Dynamical Friction Constraints on the Dark Matter Hypothesis Across Astronomical Scales
X. Hernandez, Pavel Kroupa
TL;DR
This work applies Chandrasekhar dynamical friction as a self-consistency test for the existence of particle dark matter halos across scales from individual stars to galaxy groups. Using analytical, semi-analytical, and N-body approaches, it shows that in many systems the required dark halos would induce orbital decay on timescales shorter than the systems’ ages, in tension with observations (e.g., ultrafaint dwarfs, wide binaries in Reticulum II, Fornax globular clusters, fast galactic bars, MW satellites, the MW/LMC/SMC triple, and the M81 group). The results collectively challenge the standard dark-matter interpretation of these kinematics, while discussing possible escapes via core formation or exotic DM models, which in turn introduce their own conflicts with structure formation. Overall, the paper argues that dynamical-friction-based constraints significantly undermine the particle dark matter hypothesis unless new physics (e.g., very large de Broglie wavelengths) is invoked, and casts doubt on the universality of Newtonian gravity supplemented by cold dark matter for galaxy-scale dynamics.
Abstract
Dynamical friction implies a consistency check on any system where dark matter particles are hypothesised to explain orbital dynamics requiring more mass under Newtonian gravity than is directly detectable. Introducing the assumption of a dominant dark matter halo will also imply a decay timescale for the orbits in question. A self-consistency constraint hence arises, such that the resulting orbital decay timescales must be longer than the lifetimes of the systems in question. While such constraints are often trivially passed, the combined dependencies of dynamical friction timescales on the mass and orbital radius of the orbital tracer and on the density and velocity dispersion of the assumed dark matter particles leads to the existence of a number of astronomical systems where such a consistency test is failed.

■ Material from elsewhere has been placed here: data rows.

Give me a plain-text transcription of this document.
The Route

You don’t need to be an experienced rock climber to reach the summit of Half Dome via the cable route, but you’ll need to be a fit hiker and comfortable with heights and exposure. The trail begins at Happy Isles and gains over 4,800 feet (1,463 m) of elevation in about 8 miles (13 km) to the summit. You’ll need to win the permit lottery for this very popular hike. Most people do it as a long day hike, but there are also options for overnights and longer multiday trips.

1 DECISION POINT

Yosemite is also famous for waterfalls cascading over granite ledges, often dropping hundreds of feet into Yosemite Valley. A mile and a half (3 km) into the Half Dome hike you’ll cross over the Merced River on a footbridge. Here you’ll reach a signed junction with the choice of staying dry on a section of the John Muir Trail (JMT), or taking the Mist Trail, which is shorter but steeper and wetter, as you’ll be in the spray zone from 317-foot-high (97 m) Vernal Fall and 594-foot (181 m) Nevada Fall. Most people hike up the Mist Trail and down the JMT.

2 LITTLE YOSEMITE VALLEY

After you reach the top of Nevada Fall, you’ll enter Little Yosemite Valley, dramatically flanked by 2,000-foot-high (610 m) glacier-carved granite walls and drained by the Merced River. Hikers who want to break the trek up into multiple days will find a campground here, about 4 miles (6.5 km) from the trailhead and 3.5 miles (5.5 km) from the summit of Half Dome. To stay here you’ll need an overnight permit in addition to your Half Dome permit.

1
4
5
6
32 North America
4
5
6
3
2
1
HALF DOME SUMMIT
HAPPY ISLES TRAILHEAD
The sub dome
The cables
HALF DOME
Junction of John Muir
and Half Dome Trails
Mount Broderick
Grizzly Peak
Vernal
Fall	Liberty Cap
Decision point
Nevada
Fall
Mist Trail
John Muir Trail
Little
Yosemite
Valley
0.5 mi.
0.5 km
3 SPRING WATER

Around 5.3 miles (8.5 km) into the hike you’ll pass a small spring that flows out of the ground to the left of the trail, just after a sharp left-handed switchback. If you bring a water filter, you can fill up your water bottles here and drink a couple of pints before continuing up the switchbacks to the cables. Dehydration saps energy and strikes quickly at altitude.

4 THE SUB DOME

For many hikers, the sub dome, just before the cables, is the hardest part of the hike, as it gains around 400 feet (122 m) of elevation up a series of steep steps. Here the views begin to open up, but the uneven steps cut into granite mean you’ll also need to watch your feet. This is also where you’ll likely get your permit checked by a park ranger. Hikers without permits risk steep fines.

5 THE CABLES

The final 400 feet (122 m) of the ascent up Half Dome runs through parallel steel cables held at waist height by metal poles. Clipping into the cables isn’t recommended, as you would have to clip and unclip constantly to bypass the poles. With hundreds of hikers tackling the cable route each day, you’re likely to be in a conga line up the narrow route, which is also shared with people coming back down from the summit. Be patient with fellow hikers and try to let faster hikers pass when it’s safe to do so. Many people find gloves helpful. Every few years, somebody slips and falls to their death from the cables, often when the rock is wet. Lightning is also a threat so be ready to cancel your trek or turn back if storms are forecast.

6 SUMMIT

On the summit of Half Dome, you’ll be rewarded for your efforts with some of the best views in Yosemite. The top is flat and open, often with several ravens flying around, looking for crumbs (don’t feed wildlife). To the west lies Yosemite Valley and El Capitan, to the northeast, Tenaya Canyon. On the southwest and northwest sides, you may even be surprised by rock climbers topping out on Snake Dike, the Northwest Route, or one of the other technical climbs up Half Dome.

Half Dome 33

Here, we review cases from stars in ultrafaint dwarf galaxies, galactic bars, satellite galaxies, and, particularly, the multi-period mutual orbits of the Magellanic Clouds, as recently inferred from the star formation histories of these two galaxies, as well as the nearby M81 group of galaxies, where introducing enough dark matter to explain observed kinematics leads to dynamical friction orbital decay timescales shorter than the lifetimes of the systems in question. Taken together, these observations exclude dark matter halos made of particles as plausible explanations for the observed kinematics of these systems.